Topic for WS22+SS23

Please send your proposals to marlene.valek(Replace this parenthesis with the @ sign)univie.ac.at till Friday, 7th of October!

Every proposal should include:
– the topic
– a short text about it and why we should pick it
– questions that might be interesting to discuss
– a few papers we could read (around 5)
– possible keynote speakers for the conference

The vote will be held on Friday, 14th of October. Please make sure that there is at least one proponent present for every proposal to present it in a few sentences.

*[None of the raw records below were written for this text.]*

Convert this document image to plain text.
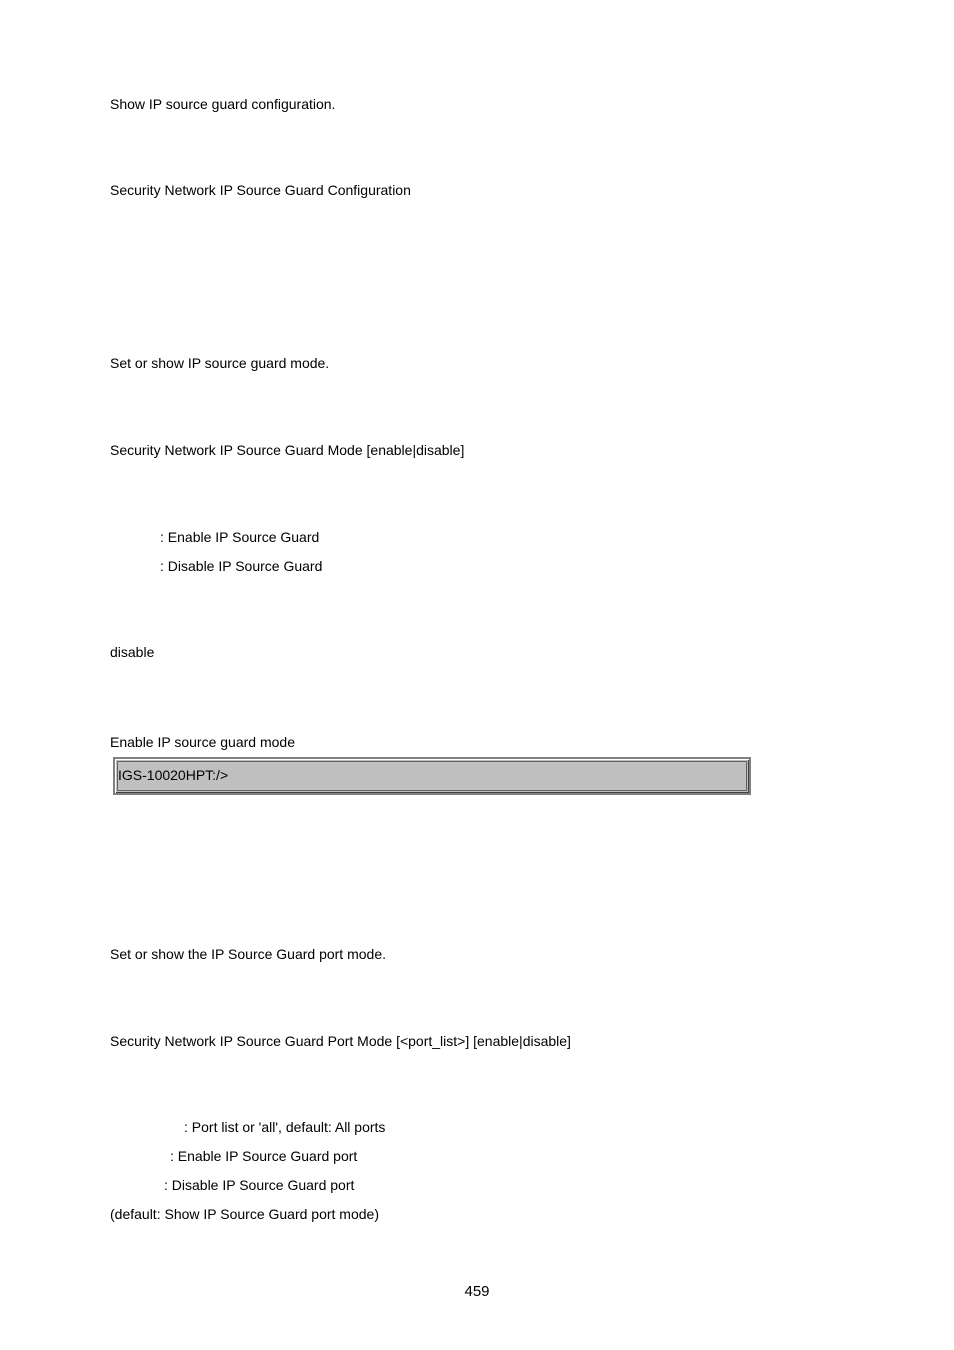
Show IP source guard configuration.
Security Network IP Source Guard Configuration
Set or show IP source guard mode.
Security Network IP Source Guard Mode [enable|disable]
: Enable IP Source Guard
: Disable IP Source Guard
disable
Enable IP source guard mode
IGS-10020HPT:/>
Set or show the IP Source Guard port mode.
Security Network IP Source Guard Port Mode [<port_list>] [enable|disable]
: Port list or 'all', default: All ports
: Enable IP Source Guard port
: Disable IP Source Guard port
(default: Show IP Source Guard port mode)
459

Also, don’t feel like you already have to be an expert on the topic – we are all here to learn. (If you want to see what a proposal could look like, those from the two last years can be found >>>here<<< and >>>here<<<).
So please, if you are passionate about some topic and want it to become our main focus for the year, don’t hesitate to suggest it!

Proposals:

Attention and Salience
>>>FULL PDF<<<

The world is a pretty cluttered space full of objects and agents, events and information, noise and feelings. Thankfully, not all of them sweep our minds at once; we are highly selective in what we perceive, what we think about, and what we tend to ignore. Attention and salience are the two mean guides of this selection process: Attention is something that can sometimes be consciously controlled, sometimes is unconsciously drawn to something. Salience, on the other hand, determines what it is natural to pay attention to, what appears to us as striking, what separates the relevant aspects of a phenomenon from those we tend to pay less heed to.

Bullshit and Philosophy
>>>FULL PDF<<<

Disinformation lies at the center of currently prevalent subjects such as fake news, alternative facts and echo chambers. The issue of disinformation touches numerous integral domains of our society – science, health, politics. One important job of philosophy is to provide means to separate fact from fiction, truth from fabrication. I think we should take this job seriously and continue discussions on issues of disinformation. The first step in such a project would have to be identification, characterization and investigation of crucial concepts. One of these concepts that is particularly relevant to issues of disinformation is bullshit.

Metaphilosophy
>>>FULL PDF<<<

Philosophy, and analytic philosophy in particular, has become increasingly diverse with respect to the subject matters it deals with as well as the methodologies it employs—so much so that it has become harder and harder to pinpoint what it actually is that philosophers do. In light of this ever-increasing diversity of philosophy, it appears that subject matters and methodology can no longer be invoked as reliable demarcation criteria for understanding the boundaries of philosophy, both with respect to different traditions within philosophy, such as continental philosophy or pragmatism, as well as with disciplines that are supposed to lie outside of it. The more we become aware of this apparently underdetermined nature of philosophy, including its various traditions and sub-disciplines, the more we need to face the question of what (analytic) philosophy actually is

Reasoning
>>>FULL PDF<<<

We reason all the time. We think about what to have for breakfast, how to get to the cinema the fastest, what will happen if I eat one more pizza before bed, etc. This reasoning takes two distinct forms: practical and theoretical. Both are super interesting because even though we do it all the time, we seem to have very little idea about how it works exactly! Is reasoning always and explicit mental process? Is it a process at all (and thus takes time), or does it work a-temporally? Are there any strict rules that govern reasoning, and differentiate good from bad reasoning? If yes, do the same rules apply for both practical and theoretical reasoning?